State health officials now say that COVID-19 was not only brought into nursing homes by infected staff who may have not known they had it, but that fatalities were also related to peak staff infections.
The results of the report conducted by the New York Department of Health come on the same day a Uniondale law firm announced the first of a series of lawsuits being filed against New York nursing homes on behalf of the families of residents who died from the coronavirus. Three of the facilities named in the suits are in Nassau, and three are in Suffolk.
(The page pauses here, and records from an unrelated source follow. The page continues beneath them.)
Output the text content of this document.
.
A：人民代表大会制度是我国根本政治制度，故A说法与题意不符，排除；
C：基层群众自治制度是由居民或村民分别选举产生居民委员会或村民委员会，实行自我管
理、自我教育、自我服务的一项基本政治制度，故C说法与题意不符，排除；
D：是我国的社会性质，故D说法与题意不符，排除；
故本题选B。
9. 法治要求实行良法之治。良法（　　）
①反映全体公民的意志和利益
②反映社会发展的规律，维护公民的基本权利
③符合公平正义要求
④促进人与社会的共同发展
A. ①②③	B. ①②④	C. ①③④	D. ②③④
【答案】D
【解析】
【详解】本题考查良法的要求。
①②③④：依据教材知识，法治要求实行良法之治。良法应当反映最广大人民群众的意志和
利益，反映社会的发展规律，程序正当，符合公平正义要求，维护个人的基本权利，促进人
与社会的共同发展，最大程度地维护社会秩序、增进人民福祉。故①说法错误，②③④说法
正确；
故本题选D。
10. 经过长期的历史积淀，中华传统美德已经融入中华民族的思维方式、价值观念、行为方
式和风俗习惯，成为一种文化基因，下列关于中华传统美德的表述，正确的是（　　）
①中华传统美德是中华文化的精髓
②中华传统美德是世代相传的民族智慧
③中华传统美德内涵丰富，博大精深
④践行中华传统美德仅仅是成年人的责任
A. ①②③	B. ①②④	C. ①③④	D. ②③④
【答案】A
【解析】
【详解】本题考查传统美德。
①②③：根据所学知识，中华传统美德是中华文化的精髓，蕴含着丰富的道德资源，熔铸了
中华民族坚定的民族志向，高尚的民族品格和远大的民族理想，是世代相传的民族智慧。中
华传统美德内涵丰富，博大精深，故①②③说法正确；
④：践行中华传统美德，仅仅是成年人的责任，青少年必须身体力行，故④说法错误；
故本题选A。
An attorney from the firm said, "These facilities were reckless because they had the opportunity to prepare themselves for the coronavirus pandemic, but failed to put the necessary systems in place."
The results of the report seem to contradict claims that nursing home deaths were linked to a March 25 admissions policy issued by the governor that said no resident could be denied readmission or admission to a nursing home solely based on confirmed and suspected COVID-19.
But the president of the New York State Health Facilities Association, which represents skilled nursing and assisted living providers, says there is no one way that COVID-19 got into these kinds of facilities.
"You can't 100% say it was staff or say it was visitors or patients coming from the hospital," says Stephen Hanse. "What the data has showed is that in communities with high infection rates nursing and assisted living would also have high infections rates."
During Gov. Andrew Cuomo's Monday briefing, he blamed the federal government for not sounding the alarm much sooner. He said state officials could have put more preventative measures in place well before the first case in New York on March 1.
"They should've said the virus was in Europe when it was in Europe," said Cuomo. "They should've said the virus was here when it was here and that should've happened in January."